Unit of Chinese Daily Plans I.P.O.

SHANGHAI — The online division of the People’s Daily, the official mouthpiece of the Communist Party, won approval on Friday to go ahead with an initial public offering of stock.

The decision by China’s top securities regulator paves the way for the People’s Daily online to raise up to $85 million by selling stock on the Shanghai Stock Exchange, most likely this year.

It is the first time a state-run media Web site has filed to go public, and it is expected to be followed by public offerings from an array of other state-run media properties, including Xinhua, the official news agency.

China is trying to upgrade state-run media outlets and cultural properties, partly by forcing them to be more market-oriented and less dependent on subsidies.

Beijing is also pressing its tightly controlled Party propaganda tools to better compete with popular Internet search engines and social networking Web sites in China like Sina, Sohu and Baidu.

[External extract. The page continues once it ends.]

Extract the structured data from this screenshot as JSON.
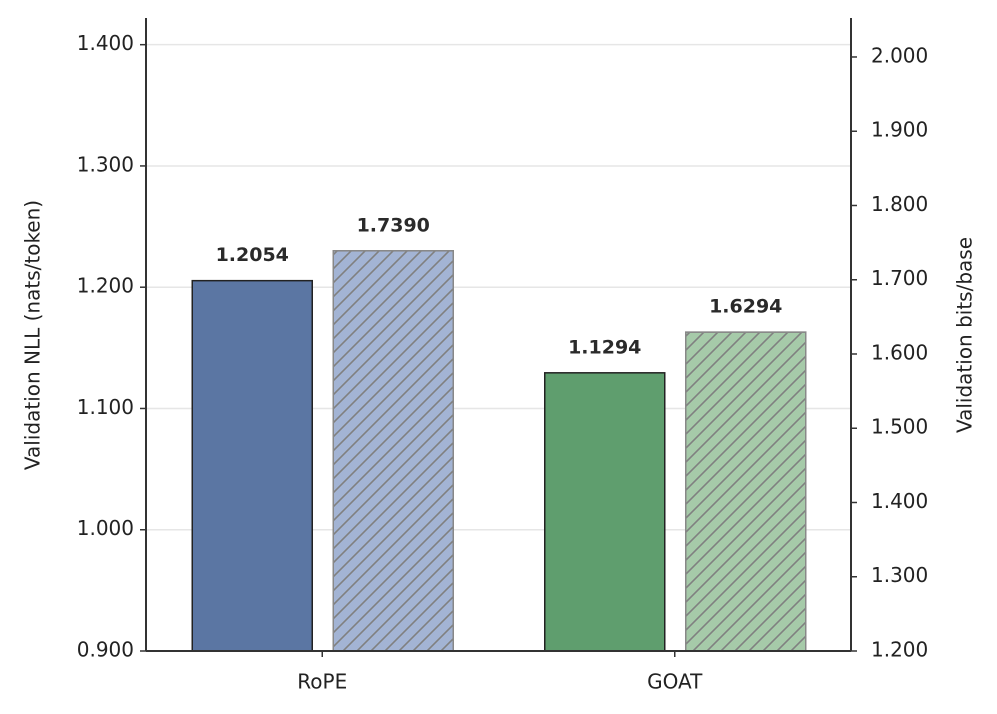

Although Beijing has retained tight control over its media properties, and continues to censor and force-feed them official Party news, analysts say those properties have come a long way from the days when they were simply state mouthpieces.

Government media executives have made clear that they hope to push these properties to eventually emulate global giants like CNN and News Corporation, Bloomberg and Al Jazeera.

In Times Square in Manhattan, Xinhua, the official state-run news agency, is spending millions of dollars a year to promote itself on a giant electronic billboard.

China Central Television, or CCTV, the nation’s biggest state-controlled broadcaster, now has international channels broadcasting in English, French, Spanish, Russian, Arabic and other languages. CCTV is also hiring more overseas producers and journalists. The network is leasing space in Manhattan and building a United States broadcasting center in Washington.

Analysts say part of the aim is to improve China’s “soft power” capabilities, giving the country greater control over the way the Communist Party’s messages are delivered overseas.